Seann Conway, a Steamboat resident who owns three restaurants, said the high number of short-term rentals has made it difficult for his staff to find housing they can afford.

“Coming into this winter is going to be another task beyond measure,” Conway said. “To be open with no staff is just as taxing and frightening as being closed.”

While many vacation home rentals are multimillion dollar homes near Steamboat Resort, condos in the neighborhoods to the east of the resort make up much of Steamboat’s short-term rental market, according to data submitted to City Council and Steamboat Pilot & Today by Sarah Bradford, owner of Steamboat Lodging Co., but collected by KeyData, a short-term rental data firm used by the Steamboat Springs Chamber.

All seven council members agreed they wanted to explore permitting and regulating other forms of short-term rentals, because condos and apartments are housing options that could be rented by locals.

“I strongly believe that reserving locals housing is a big piece of this puzzle,” council member Lisel Petis said.

Council member Michael Buccino said he thinks deciding where short-term rentals will be allowed and how many can be in each neighborhood is another key solution to the city’s housing problem.

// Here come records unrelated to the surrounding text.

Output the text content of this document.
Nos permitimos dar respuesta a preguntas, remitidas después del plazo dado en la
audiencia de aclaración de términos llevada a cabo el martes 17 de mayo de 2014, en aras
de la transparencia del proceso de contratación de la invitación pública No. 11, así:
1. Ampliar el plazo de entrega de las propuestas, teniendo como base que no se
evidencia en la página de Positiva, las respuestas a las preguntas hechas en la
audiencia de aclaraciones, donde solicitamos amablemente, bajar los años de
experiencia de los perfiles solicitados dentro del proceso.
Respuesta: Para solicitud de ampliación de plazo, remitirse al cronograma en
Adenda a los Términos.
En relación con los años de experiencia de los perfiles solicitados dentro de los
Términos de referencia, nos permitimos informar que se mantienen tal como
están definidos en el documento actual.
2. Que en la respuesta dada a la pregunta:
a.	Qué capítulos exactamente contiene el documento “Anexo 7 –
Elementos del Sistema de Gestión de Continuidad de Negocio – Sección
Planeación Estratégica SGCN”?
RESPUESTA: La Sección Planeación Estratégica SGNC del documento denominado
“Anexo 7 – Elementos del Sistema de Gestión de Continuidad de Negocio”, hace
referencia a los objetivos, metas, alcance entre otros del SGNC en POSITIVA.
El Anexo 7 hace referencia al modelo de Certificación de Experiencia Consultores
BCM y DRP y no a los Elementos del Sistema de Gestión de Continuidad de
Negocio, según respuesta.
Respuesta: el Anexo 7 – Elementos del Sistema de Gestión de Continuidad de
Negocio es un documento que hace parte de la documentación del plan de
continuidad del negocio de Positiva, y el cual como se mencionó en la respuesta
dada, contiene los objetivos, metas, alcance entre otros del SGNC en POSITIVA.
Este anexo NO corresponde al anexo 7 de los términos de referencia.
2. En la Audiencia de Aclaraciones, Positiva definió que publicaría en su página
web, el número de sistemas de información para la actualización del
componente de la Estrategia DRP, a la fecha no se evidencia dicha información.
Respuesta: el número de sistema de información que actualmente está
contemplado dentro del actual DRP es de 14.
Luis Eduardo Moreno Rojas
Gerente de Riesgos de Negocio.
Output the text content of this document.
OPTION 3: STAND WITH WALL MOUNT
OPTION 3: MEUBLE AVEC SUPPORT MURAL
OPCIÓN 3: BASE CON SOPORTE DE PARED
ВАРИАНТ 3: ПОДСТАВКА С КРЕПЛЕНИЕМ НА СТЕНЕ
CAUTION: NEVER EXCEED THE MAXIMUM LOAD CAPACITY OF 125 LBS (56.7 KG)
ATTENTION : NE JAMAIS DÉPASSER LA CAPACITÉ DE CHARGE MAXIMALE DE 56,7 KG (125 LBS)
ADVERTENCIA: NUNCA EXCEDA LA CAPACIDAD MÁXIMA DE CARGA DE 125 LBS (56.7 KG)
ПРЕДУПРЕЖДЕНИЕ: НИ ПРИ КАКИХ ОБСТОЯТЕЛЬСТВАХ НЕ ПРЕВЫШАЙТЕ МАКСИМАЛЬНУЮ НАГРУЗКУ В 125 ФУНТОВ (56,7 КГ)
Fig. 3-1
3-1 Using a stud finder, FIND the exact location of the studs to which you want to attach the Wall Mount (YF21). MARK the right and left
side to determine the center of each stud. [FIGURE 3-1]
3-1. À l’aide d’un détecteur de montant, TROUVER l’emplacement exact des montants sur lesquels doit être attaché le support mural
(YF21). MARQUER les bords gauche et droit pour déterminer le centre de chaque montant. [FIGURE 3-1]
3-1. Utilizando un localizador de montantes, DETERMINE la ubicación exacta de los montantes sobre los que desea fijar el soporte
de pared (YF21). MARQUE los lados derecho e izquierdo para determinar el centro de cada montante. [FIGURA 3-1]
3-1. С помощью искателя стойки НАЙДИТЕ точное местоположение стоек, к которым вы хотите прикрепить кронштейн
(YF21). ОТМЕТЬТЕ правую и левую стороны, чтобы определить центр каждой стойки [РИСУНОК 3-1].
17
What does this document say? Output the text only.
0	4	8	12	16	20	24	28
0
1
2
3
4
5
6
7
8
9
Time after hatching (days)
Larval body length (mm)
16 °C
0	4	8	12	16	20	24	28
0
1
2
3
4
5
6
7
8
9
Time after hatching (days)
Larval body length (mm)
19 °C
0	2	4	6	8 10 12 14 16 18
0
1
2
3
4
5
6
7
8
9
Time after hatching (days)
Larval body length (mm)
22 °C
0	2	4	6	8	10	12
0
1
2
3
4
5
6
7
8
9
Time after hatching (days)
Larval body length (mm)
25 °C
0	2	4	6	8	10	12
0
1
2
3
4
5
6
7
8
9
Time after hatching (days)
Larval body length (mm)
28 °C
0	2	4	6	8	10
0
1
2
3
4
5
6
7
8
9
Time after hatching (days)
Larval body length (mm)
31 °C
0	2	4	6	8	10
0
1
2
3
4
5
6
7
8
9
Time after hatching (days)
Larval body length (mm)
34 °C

“If it’s not a problem in your neighborhood right now, it very well could be in the future if we don’t do something,” Buccino said. “To me, the problem isn’t as much affordable housing as it is losing our community character.”

Buccino also said he had a large group of people rent a vacation home rental in his neighborhood for the first time over the Fourth of July holiday, and the renters caused noise and trash issues.

“That just wasn’t what I signed up for in my neighborhood,” Buccino said.